South Bass Island, or “Put-in-Bay” as the harbor, the township, and often the entire island is called, is known as the “Key West of the Midwest” by some, particularly boaters who enjoy partying in the aforementioned harbor and in the drinking establishments stretching along Delaware Avenue, just off the harbor.

But there is plenty more than partying opportunities to be enjoyed on South Bass Island.  Climb up the Perry Victory and International Peace Memorial and see an aerial view of the Lake Erie Islands or climb down to Perry’s Cave. Climb up the South Bass Island Lighthouse or climb down into the world’s largest geode, the Crystal Cave (and back up to enjoy a glass of local vintage in Heinemen’s Wine Garden).

Visit the Lake Erie Island Historical Museum or the Lake Erie Island Nature and Wildlife Center.  Explore the two cemeteries, visit the Put-in-Bay Winery on the Doller House Estate, view the Hotel Victory Ruins in the South Bass Island State Park.

Or catch the passenger ferry and head off to explore Gibraltar Island, home to the OSU Stone Lab, the Cooke Castle, and some glacial grooves, or ride the Sonny S to Middle Bass Island, site of the historic Lonz Winery.

Click here for more information about South Bass Island.

NOTE: Beginning in May, you can also get to both Kelleys Island and South Bass Island (Put-in-Bay) by passenger ferry from Port Clinton, Ohio or Sandusky, Ohio (where the Cedar Point Amusement Park is located) via Jet Express.

3. Pelee Island

Pelee Island is a Canadian (Ontario) island and my Great Lakes Basin “go-to” island, against which, I must confess, I measure all other islands. This year, the Owen Sound Transportation Company’s first ferry to Pelee will depart for its hour-and-a-half trip from Leamington, Ontario on Friday, April 1st. (The ferry makes the trip between Kingsville, Ontario and Pelee Island beginning in August and for the remainder of the season.) Trips to Pelee Island from Sandusky, Ohio begin in May.


The MV Jiimaan (Ojibwe for “canoe”) seen from the northwestern coast of Pelee Island

You could spend three full seasons exploring Pelee Island, the southernmost inhabited landmass in Canada, by bike on the flat rural roads or by foot on the trail system.  Or those so inclined could spend two of those seasons with binoculars trained at the treetops and sky above, where the Atlantic Flyway and the Mississippi Flyway converge. And there is something for everyone to enjoy at the annual Springsong event, celebrating both birding and books, during the first weekend in May.

Meanwhile, get your bearings at the Pelee Island Heritage Centre, explore the island’s two provincial nature reserves, Lighthouse Point and Fish Point, the Stone Road and Brown’s Road alvars, and the glacial grooves at Mill Point. Swim at one of the public beaches. Visit the cemetery and the historic churches.  Drop in to the Pelee Art Works and stop by the Pelee Island Wine Pavilion.  Pelee Island is a place where discovering the pleasures of “island time” comes easy.

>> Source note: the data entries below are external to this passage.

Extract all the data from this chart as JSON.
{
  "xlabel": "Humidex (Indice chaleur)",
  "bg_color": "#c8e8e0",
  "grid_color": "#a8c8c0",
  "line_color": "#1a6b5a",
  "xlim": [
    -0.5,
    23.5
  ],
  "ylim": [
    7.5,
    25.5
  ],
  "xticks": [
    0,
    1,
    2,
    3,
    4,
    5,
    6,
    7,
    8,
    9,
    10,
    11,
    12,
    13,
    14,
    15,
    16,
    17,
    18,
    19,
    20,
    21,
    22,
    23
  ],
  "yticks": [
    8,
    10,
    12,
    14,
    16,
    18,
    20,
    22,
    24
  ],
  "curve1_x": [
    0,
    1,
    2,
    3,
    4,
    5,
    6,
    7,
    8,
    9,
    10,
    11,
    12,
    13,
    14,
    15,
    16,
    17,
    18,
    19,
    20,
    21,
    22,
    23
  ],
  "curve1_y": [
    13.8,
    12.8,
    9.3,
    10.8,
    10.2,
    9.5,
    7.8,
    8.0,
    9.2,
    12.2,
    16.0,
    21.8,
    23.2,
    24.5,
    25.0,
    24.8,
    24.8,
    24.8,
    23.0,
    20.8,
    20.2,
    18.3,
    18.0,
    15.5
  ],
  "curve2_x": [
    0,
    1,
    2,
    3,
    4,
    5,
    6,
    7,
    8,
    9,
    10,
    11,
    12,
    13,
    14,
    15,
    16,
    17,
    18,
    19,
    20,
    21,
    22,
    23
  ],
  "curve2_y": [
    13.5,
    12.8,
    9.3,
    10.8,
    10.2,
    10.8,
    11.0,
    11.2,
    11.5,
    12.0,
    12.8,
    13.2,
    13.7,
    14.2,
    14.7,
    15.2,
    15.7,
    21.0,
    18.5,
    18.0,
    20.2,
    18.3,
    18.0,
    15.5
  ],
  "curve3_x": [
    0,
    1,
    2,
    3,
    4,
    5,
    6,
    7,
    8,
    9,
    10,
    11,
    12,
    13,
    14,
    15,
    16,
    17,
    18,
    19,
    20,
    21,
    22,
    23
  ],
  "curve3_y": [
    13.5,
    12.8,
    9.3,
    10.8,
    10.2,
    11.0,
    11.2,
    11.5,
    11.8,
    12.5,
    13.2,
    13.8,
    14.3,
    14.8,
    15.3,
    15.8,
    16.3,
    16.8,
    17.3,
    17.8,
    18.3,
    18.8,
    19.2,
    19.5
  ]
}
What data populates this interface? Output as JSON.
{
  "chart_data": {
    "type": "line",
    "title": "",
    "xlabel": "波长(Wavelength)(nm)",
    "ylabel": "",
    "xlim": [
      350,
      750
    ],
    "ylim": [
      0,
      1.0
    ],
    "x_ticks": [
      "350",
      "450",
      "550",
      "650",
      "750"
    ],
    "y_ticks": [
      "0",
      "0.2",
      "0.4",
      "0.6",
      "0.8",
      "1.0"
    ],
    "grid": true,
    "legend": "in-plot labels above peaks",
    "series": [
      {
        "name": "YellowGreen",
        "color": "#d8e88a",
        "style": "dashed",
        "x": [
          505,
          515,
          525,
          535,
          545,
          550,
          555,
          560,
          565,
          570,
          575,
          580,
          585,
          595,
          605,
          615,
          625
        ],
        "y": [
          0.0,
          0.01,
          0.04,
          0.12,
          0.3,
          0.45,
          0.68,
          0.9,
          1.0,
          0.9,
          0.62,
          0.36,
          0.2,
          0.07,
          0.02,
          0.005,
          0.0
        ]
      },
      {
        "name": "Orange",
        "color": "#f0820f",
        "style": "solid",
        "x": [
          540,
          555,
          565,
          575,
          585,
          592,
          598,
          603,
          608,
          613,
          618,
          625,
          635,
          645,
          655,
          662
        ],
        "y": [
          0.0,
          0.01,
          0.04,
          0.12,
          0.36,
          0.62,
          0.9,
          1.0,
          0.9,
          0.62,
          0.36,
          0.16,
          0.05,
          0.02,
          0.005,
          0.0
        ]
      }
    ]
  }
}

Click here for more information about Pelee Island.

So faced with March snow in Michigan, I booked my 2016 ferry reservations to Pelee Island this weekend. And although I can hear the drip of melting snow today from my desk and although it is supposed to get to 66°F by midweek (it is March in Michigan, after all), a Great Lakes island escape can’t come soon enough for me.

The time to plan is now! What Great Lakes island are you planning an escape to in 2016?